Well, the senator from South Carolina has now gone back on that pledge, but he suggests you can’t actually use his words against him because circumstances have changed. Hours after Trump sent out a tweet making clear that he wants the Senate to quickly vote on the person he will nominate to fill Justice Ruth Bader Ginsburg’s seat, Graham said he will support the president’s efforts. In a series of tweets Saturday, Graham appeared to try to explain his reasoning by noting that “the two biggest changes regarding the Senate and judicial confirmations that have occurred in the last decade have come from Democrats.” The first of those shifts was the change in Senate rules to allow for a simple majority vote for circuit court nominees. He doesn’t say that it happened in 2013, nor that it was Senate Majority Leader Mitch McConnell who decided to apply that rule to Supreme Court confirmations. In addition, “Chuck Schumer and his friends in the liberal media conspired to destroy the life of Brett Kavanaugh and hold that Supreme Court seat open,” Graham said. Kavanaugh was confirmed on Oct. 6, 2018; Graham made his comments at the Atlantic Festival three days earlier.

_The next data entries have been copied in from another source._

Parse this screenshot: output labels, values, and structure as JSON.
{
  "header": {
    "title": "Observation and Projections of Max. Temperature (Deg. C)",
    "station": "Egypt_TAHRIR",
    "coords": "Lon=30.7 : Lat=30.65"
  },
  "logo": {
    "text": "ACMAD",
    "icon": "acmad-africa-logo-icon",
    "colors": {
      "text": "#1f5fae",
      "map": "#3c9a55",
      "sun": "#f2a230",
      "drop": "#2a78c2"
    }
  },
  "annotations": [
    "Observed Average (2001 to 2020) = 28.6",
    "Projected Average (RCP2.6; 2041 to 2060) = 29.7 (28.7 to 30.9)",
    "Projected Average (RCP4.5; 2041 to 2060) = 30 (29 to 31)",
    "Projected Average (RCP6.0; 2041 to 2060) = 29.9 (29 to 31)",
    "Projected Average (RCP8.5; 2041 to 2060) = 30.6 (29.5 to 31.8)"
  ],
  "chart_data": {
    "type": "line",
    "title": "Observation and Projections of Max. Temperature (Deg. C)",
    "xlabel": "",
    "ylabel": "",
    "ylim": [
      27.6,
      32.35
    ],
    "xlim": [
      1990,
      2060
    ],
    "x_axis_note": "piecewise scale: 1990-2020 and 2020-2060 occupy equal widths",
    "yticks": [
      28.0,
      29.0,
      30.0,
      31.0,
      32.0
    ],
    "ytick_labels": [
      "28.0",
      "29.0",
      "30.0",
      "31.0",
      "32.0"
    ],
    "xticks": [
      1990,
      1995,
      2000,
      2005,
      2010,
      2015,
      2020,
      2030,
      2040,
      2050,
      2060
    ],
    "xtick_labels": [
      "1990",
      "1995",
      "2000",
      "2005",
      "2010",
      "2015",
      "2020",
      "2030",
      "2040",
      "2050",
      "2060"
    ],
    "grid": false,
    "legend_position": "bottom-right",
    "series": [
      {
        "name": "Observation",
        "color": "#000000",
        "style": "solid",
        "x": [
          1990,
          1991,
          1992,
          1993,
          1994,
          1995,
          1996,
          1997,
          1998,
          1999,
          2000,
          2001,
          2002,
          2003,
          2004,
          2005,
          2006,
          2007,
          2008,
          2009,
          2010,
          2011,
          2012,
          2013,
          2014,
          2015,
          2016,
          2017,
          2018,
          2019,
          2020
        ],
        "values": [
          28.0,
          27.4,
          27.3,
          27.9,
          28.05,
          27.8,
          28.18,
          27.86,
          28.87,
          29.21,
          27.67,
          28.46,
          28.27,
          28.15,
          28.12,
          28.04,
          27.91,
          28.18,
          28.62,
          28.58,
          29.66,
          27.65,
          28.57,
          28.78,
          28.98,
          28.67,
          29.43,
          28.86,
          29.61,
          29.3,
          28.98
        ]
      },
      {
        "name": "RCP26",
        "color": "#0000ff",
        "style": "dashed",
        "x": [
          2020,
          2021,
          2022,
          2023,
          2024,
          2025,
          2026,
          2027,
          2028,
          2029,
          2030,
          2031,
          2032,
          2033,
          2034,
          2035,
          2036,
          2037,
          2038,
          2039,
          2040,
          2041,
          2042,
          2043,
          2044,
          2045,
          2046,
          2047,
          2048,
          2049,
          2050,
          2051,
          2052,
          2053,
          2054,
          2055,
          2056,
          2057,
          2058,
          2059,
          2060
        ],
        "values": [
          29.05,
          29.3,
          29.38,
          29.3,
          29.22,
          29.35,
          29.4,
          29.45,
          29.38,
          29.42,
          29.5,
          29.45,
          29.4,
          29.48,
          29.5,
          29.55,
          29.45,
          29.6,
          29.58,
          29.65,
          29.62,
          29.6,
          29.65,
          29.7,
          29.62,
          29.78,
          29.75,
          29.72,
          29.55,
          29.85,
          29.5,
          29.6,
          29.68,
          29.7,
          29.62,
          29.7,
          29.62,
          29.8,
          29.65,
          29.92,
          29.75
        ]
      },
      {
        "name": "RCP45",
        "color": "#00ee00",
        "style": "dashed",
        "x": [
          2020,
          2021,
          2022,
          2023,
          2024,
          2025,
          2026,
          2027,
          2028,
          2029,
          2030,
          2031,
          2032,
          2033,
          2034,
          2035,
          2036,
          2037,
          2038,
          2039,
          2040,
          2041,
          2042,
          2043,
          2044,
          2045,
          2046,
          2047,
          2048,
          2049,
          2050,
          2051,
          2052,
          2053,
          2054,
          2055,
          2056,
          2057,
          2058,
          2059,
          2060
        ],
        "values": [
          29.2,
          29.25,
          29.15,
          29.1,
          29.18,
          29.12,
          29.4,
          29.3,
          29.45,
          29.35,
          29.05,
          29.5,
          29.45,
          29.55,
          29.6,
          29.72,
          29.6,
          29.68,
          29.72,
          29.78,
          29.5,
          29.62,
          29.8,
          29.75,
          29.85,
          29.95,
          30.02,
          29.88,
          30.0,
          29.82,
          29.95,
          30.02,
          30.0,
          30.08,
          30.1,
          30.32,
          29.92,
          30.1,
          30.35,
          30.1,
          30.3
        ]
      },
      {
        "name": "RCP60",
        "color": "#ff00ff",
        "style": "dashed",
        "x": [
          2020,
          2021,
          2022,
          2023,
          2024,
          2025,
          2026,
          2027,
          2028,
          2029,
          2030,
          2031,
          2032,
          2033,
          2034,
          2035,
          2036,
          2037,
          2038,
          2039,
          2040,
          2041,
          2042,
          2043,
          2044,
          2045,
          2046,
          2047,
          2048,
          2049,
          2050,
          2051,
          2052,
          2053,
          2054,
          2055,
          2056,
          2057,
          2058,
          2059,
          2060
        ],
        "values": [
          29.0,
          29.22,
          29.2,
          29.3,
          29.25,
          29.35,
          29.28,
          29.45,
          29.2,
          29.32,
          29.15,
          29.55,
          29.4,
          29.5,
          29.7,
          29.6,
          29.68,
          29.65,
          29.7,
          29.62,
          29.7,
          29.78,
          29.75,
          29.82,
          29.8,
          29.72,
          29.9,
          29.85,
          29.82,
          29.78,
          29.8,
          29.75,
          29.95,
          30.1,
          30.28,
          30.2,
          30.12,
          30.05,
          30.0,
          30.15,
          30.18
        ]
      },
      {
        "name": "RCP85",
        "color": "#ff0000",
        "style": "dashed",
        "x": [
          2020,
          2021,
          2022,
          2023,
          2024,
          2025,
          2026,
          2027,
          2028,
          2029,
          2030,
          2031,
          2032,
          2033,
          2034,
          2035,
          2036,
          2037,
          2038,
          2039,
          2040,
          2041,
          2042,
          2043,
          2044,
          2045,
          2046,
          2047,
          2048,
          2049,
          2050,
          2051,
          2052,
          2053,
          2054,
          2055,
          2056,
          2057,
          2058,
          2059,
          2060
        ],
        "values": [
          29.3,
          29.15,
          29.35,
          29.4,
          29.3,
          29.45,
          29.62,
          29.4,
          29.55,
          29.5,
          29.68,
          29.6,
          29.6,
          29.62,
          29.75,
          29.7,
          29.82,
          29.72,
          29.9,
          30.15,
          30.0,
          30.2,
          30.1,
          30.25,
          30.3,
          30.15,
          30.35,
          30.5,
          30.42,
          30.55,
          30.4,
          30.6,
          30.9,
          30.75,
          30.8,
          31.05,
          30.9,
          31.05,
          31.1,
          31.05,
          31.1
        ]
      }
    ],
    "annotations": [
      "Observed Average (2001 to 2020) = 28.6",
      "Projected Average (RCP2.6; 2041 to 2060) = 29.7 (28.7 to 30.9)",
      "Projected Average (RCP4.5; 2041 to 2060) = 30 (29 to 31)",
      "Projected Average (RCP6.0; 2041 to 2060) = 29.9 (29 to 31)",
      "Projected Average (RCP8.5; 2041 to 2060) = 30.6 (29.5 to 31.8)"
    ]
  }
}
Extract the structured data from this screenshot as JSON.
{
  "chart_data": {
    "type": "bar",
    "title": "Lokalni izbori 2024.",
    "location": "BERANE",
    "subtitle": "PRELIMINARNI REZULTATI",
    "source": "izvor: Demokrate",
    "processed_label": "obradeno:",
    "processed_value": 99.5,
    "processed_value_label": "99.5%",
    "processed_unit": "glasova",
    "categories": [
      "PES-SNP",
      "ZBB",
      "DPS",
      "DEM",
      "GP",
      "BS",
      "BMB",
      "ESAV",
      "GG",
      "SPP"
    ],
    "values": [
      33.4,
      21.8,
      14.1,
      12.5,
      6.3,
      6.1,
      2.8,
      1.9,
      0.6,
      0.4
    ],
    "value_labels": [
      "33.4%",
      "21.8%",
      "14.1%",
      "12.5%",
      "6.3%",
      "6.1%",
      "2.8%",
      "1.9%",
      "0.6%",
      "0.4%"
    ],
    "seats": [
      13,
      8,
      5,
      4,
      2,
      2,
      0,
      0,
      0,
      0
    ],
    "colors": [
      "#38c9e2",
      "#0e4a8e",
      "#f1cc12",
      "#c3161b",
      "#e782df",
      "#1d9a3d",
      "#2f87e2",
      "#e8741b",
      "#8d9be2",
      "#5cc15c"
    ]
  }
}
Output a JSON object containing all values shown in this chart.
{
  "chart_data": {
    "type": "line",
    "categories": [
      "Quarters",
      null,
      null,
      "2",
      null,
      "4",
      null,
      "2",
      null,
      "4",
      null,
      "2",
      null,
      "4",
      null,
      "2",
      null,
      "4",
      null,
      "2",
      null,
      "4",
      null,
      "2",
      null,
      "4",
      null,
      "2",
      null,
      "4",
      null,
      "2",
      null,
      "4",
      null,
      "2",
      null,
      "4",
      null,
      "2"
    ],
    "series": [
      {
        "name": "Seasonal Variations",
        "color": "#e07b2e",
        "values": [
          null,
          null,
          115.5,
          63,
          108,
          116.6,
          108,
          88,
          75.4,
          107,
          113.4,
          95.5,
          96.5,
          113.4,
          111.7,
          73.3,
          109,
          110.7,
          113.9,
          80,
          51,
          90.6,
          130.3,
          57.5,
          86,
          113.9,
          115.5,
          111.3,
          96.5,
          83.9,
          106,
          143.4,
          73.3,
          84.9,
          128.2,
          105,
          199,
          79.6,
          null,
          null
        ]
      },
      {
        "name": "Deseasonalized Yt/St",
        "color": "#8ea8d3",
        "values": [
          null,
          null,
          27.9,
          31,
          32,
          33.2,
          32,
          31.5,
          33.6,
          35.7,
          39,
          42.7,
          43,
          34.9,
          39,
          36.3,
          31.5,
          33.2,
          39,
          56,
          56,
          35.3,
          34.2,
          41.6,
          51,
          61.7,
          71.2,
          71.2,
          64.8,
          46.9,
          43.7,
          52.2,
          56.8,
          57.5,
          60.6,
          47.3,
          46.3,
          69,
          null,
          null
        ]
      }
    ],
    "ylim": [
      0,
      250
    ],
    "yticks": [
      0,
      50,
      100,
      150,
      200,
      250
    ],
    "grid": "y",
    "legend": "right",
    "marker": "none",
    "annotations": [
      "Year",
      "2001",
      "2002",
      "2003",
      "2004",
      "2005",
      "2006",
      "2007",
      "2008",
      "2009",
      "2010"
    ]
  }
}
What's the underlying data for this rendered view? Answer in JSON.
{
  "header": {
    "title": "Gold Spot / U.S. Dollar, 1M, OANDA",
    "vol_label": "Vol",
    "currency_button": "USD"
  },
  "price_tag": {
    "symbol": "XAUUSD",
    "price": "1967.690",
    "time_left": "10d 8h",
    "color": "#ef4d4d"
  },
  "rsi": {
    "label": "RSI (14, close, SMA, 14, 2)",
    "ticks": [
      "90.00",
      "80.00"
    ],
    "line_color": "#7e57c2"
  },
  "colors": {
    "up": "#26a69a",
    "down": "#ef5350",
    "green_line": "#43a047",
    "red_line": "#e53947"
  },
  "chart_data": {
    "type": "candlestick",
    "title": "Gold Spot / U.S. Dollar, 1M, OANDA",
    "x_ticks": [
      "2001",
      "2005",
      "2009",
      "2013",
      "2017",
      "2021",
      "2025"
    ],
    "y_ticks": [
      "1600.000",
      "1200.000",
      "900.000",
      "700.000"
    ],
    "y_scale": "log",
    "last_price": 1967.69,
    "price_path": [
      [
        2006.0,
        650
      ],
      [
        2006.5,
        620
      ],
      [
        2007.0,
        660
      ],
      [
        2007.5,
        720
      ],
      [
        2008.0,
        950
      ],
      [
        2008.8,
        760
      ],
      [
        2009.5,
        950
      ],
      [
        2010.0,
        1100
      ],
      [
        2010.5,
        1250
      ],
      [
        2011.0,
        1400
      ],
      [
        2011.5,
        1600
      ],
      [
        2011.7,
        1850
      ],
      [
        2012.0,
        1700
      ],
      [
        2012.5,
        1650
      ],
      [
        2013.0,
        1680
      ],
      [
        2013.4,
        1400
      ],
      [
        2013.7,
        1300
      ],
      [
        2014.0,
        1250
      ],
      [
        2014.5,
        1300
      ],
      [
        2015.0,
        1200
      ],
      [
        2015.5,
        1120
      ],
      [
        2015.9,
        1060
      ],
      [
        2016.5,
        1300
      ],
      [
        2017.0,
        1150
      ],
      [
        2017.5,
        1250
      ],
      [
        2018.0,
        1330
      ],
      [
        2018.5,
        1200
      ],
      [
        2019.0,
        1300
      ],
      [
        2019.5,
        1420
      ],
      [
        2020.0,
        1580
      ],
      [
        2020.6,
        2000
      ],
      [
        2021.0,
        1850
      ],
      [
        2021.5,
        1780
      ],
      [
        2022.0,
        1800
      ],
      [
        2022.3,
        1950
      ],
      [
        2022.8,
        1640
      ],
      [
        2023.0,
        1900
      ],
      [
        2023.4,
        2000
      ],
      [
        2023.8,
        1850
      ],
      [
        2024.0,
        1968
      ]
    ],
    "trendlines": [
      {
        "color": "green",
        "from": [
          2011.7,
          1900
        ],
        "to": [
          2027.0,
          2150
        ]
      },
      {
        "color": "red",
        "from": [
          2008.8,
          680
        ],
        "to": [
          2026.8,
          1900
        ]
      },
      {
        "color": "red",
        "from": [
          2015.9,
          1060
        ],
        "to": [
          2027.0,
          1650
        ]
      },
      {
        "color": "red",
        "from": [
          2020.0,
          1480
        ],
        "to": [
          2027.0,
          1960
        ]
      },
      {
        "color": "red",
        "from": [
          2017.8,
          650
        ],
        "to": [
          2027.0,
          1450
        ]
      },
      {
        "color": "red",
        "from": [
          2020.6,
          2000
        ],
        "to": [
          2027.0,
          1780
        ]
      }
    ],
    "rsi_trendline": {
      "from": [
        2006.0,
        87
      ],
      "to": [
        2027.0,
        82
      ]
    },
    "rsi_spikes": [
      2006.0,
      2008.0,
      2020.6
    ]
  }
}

Graham has also put forward a similar argument to McConnell, claiming that the circumstances are different from 2016 because both the Senate and White House are controlled by Republicans. “Well, Merrick Garland was a different situation. You had the president of one party nominating, and you had the Senate in the hands of the other party. A situation where you’ve got them both would be different. I don’t want to speculate, but I think appointing judges is a high priority for me in 2020,” Graham said in an interview on Full Court Press With Greta Van Susteren scheduled to air Sunday.
Earlier Saturday, Graham had already hinted at his changing position, tweeting out links to two articles that he described as his “most recent statements” on the issue. One of those articles is from August and quotes Graham saying that “the rules have changed as far as I’m concerned” after Kavanaugh’s confirmation. The piece also quotes Democratic Sen. Tim Kaine: “We knew basically they were lying in 2016, when they said, ‘Oh, we can’t do this because it’s an election year.’ We knew they didn’t want to do it because it was President Obama.”*
Graham is facing a tough reelection battle. On Wednesday a Quinnipiac University poll claimed Graham and his Democratic challenger, Jaime Harrison, are tied, each obtaining 48 percent support among likely South Carolina voters.*
Correction, Sept. 19, 2020: This post originally misspelled Tim Kaine’s first name and Quinnipiac.